La tentative de Guillaume d'Okham (1290-1349) d'introduire une logique
modale a fait long feu tant la philosophie d'Aristote a
dominé les esprits. Il a fallu attendre les difficultés propres
à la physique quantique pour que la logique binaire soit
examinée d'un oeil critique (cf. [FL] p. 52).

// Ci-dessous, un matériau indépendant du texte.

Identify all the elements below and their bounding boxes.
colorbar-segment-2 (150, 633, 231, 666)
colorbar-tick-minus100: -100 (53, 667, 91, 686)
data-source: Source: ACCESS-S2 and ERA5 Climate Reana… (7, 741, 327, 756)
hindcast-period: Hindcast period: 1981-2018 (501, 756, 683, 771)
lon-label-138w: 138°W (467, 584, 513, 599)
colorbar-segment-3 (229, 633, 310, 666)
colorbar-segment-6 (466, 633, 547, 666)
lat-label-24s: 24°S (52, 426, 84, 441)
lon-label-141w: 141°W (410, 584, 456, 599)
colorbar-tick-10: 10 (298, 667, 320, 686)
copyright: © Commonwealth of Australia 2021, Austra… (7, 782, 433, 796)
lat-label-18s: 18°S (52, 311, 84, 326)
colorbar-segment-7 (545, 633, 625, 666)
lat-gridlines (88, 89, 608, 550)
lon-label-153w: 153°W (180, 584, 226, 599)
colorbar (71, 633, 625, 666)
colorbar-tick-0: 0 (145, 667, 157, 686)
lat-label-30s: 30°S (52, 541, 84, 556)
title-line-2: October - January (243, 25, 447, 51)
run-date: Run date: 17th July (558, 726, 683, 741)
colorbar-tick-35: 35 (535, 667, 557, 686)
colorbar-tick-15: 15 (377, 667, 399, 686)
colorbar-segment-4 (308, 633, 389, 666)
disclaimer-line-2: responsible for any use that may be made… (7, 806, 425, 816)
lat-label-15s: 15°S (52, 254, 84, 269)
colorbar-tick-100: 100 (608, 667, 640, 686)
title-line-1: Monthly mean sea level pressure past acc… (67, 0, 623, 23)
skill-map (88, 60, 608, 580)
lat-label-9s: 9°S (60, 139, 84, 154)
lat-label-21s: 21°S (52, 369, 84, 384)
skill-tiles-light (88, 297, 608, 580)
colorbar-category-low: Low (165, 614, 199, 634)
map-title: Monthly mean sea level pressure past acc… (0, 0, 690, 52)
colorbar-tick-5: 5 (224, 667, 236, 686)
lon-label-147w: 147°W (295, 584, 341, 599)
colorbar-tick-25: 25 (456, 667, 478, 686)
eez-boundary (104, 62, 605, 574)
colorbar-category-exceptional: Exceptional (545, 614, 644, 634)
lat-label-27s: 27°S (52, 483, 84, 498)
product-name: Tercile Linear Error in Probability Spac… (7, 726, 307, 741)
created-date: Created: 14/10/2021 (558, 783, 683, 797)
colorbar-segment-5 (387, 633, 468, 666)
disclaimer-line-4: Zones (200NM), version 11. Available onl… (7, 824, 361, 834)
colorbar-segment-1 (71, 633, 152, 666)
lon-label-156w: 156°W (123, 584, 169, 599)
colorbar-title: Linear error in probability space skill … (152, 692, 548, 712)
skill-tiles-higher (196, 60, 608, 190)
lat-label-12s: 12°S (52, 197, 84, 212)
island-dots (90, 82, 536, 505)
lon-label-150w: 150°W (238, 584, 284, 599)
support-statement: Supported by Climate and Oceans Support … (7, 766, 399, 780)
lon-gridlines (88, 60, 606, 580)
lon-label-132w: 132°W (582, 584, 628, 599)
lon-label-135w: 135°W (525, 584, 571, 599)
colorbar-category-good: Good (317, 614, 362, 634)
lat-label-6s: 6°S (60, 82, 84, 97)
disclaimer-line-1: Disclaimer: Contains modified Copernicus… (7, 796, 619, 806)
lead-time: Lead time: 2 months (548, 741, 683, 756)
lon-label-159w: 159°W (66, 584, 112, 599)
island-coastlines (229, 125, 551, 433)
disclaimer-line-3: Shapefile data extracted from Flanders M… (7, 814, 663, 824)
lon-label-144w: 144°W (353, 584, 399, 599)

Comme nous venons de le dire, ce livre a pour objet de
proposer une théorie cohérente du lien entre la Création et
son Créateur en établissant la nécessité rationnelle d'un tel
lien. Il en résulte que l'existence du monde visible et
invisible a un sens puisqu'elle se fonde sur l'acte intelligent
et volontaire du Créateur.
Nous l’avons voulu bilingue afin d’en faciliter l’accès. Il
est centré sur une manière nouvelle de concevoir une
métaphysique qui soit à la fois le substrat d’un discours
théologique renouvelé et celui d’un nouveau regard sur la
physique. Celle-ci, dont l’objet est d’étudier la Création de
l’intérieur comme une simple donnée dont l’origine n’est
habituellement pas mise en question, prend du sens en
devenant fille de cette métaphysique. C’est ce que nous
voulons montrer ici en nous appuyant sur un « principe de
réalité » d’où l’on peut rationnellement déduire les structures
fondamentales qui se montrent dans les phénomènes
que l’on observe dans le monde sensible.
Nous avons conscience d’exprimer dans ces pages des
idées qui résultent d’une manière de penser à contrecourant
de celle qui est admise par la science contemporaine,
laquelle a renoncé, semble-t-il, à se préoccuper du
sens des concepts.
En ce qui concerne la théologie, certains points de
doctrine ont été inlassablement reproduits et commentés
depuis le haut Moyen Âge sans que leur cohérence de fond
ne soit réexaminée, quoiqu'elle souffre quelque peu du
carcan imposé par le recours quasi exclusif à la philosophie
et à la logique d’Aristote. Nous avons donc un double
objectif, qu’il est raisonnable de poursuivre dans un même
ouvrage parce que notre thèse est précisément que théologie
et physique, sans être subordonnées l’une à l’autre
comme on a pu l'affirmer jadis, peuvent cependant utiliser
une même métaphysique comme instrument rationnel de
pensée, à propos du donné révélé pour l’une et du donné
naturel pour l’autre. C’est pourquoi nous allons d’abord
établir les éléments d'une telle métaphysique sur une base
solide, en liaison avec certains des points fondamentaux de
la théologie qu’elle permet de préciser au chapitre 6. Nous
en déduirons ensuite les caractéristiques essentielles du
monde physique : existence des particules et de leurs propriétés
connues de masse, de charge électrique, ainsi que
leurs interactions… Nous en tirerons diverses conséquences
qui apportent un éclairage nouveau, en particulier en
physique atomique.
Parler à la fois du Créateur et de la Création n’est pas la
plus grande originalité de cet ouvrage. C’est d’en parler
rationnellement, en termes de structures, sans chercher à
faire concorder artificiellement les discours traditionnels
sur la science et la croyance.
Cette rationalité s’appuie sur
deux outils de pensée nouveaux : d’une part un concept de
relation créatrice de ses propres termes, d’autre part le
recours à des logiques d’ordre trois et quatre (cf. [FL]
p. 53-96) en complément de la logique binaire usuelle. La
source de cette rationalité se trouve dans le principe de
réalité évoqué plus haut, car il donne du sens à tout l’édifice.
C’est par une approche progressive de ce principe que
nous commençons notre investigation.